Di bawah langit senja yang memancarkan warna jingga, Alana duduk di balkon kamar sempitnya. Gedung-gedung tinggi di kejauhan tampak seperti bayang-bayang hitam yang perlahan ditelan malam. Di tangannya, secangkir kopi hangat menggigil seperti dirinya,menggambarkan hari yang kembali dipenuhi kegagalan.
“Besok aku pasti diterima,” gumamnya pelan, seperti janji yang diucapkan lebih untuk menguatkan dirinya sendiri.
Sudah setahun Alana mengirim lamaran pekerjaan ke berbagai perusahaan. Surat-surat itu selalu kembali dengan satu jawaban: Maaf, Anda belum memenuhi kualifikasi. Kata-kata itu kini tak lagi menyakitkan, tapi masih menghantui pikirannya setiap malam.

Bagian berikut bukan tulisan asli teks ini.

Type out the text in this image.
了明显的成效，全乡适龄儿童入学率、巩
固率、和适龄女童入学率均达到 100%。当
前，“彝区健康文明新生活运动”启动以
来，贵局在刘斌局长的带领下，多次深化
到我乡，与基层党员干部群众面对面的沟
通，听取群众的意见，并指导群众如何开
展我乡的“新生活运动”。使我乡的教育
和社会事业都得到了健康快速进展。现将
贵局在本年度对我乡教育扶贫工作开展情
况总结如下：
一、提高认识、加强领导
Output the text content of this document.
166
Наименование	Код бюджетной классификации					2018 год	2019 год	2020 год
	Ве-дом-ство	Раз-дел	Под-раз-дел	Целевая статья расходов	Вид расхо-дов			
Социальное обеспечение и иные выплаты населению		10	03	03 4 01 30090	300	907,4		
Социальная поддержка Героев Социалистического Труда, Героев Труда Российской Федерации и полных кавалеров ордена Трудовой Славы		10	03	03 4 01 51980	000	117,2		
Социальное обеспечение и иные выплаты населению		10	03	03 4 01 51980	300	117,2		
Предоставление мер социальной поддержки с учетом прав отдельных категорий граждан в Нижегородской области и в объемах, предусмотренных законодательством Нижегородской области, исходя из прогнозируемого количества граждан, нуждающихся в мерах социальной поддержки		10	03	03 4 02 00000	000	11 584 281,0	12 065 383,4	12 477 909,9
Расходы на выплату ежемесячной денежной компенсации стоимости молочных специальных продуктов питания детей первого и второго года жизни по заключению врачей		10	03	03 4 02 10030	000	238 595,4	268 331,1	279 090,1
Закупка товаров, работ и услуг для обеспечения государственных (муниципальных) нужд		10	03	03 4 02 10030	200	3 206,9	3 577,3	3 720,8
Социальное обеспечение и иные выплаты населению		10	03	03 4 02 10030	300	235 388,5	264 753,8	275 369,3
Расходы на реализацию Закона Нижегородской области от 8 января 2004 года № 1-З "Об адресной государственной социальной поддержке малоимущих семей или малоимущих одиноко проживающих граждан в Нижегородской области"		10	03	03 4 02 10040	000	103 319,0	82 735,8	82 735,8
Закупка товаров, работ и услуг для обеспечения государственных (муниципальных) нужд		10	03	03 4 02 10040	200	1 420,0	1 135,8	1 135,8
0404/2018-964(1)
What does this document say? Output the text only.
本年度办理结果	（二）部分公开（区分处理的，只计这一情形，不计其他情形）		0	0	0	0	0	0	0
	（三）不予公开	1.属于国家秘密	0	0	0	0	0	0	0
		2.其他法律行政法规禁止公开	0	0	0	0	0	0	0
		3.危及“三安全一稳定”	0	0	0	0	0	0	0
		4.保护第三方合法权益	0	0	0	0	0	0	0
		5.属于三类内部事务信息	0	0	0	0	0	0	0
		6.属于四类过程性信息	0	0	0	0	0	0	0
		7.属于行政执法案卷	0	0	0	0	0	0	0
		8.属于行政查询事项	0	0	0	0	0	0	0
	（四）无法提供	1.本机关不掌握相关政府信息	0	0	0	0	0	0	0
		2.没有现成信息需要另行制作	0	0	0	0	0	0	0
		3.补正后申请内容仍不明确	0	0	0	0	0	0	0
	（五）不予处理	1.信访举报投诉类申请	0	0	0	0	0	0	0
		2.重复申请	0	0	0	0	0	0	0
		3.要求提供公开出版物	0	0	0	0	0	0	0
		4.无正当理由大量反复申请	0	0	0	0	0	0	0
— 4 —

Alana adalah seorang lulusan administrasi bisnis dari sebuah universitas kecil. Ia bukan mahasiswa berprestasi, tetapi juga tidak pernah gagal. Hidupnya sederhana, penuh dengan perjuangan. Ayahnya seorang buruh harian, sedangkan ibunya membuka warung kecil di depan rumah mereka.
“Kamu harus segera dapat kerja, Na,” kata ibunya suatu malam. “Ayah dan ibu sudah tua, warung ini nggak cukup untuk biaya adikmu sekolah.”
Kata-kata itu membebani hati Alana, tapi ia tahu bahwa ibunya hanya berkata jujur. Sebagai anak pertama, ia merasa bertanggung jawab.
Hari itu, seperti biasa, Alana bangun lebih awal. Ia mengenakan kemeja putih yang sudah disetrika semalam. Meski sederhana, ia ingin terlihat rapi. Di tangannya, sebuah map cokelat berisi CV dan surat lamaran.
Perjalanannya menuju kantor perusahaan yang membuka lowongan terasa panjang. Di dalam bus, Alana melamun, membayangkan seperti apa hasil akhirnya nanti.
Setibanya di sana, aula perusahaan sudah dipenuhi puluhan kandidat. Wajah-wajah mereka memancarkan kepercayaan diri, lengkap dengan pakaian formal dan gadget canggih. Alana merasa kecil di antara mereka, tetapi ia menenangkan diri.
“Selamat pagi, para kandidat,” suara seorang pria paruh baya memecah keheningan. “Saya Bapak Wisnu, kepala HRD di perusahaan ini. Hari ini, kita akan mencari siapa yang benar-benar layak untuk bergabung.”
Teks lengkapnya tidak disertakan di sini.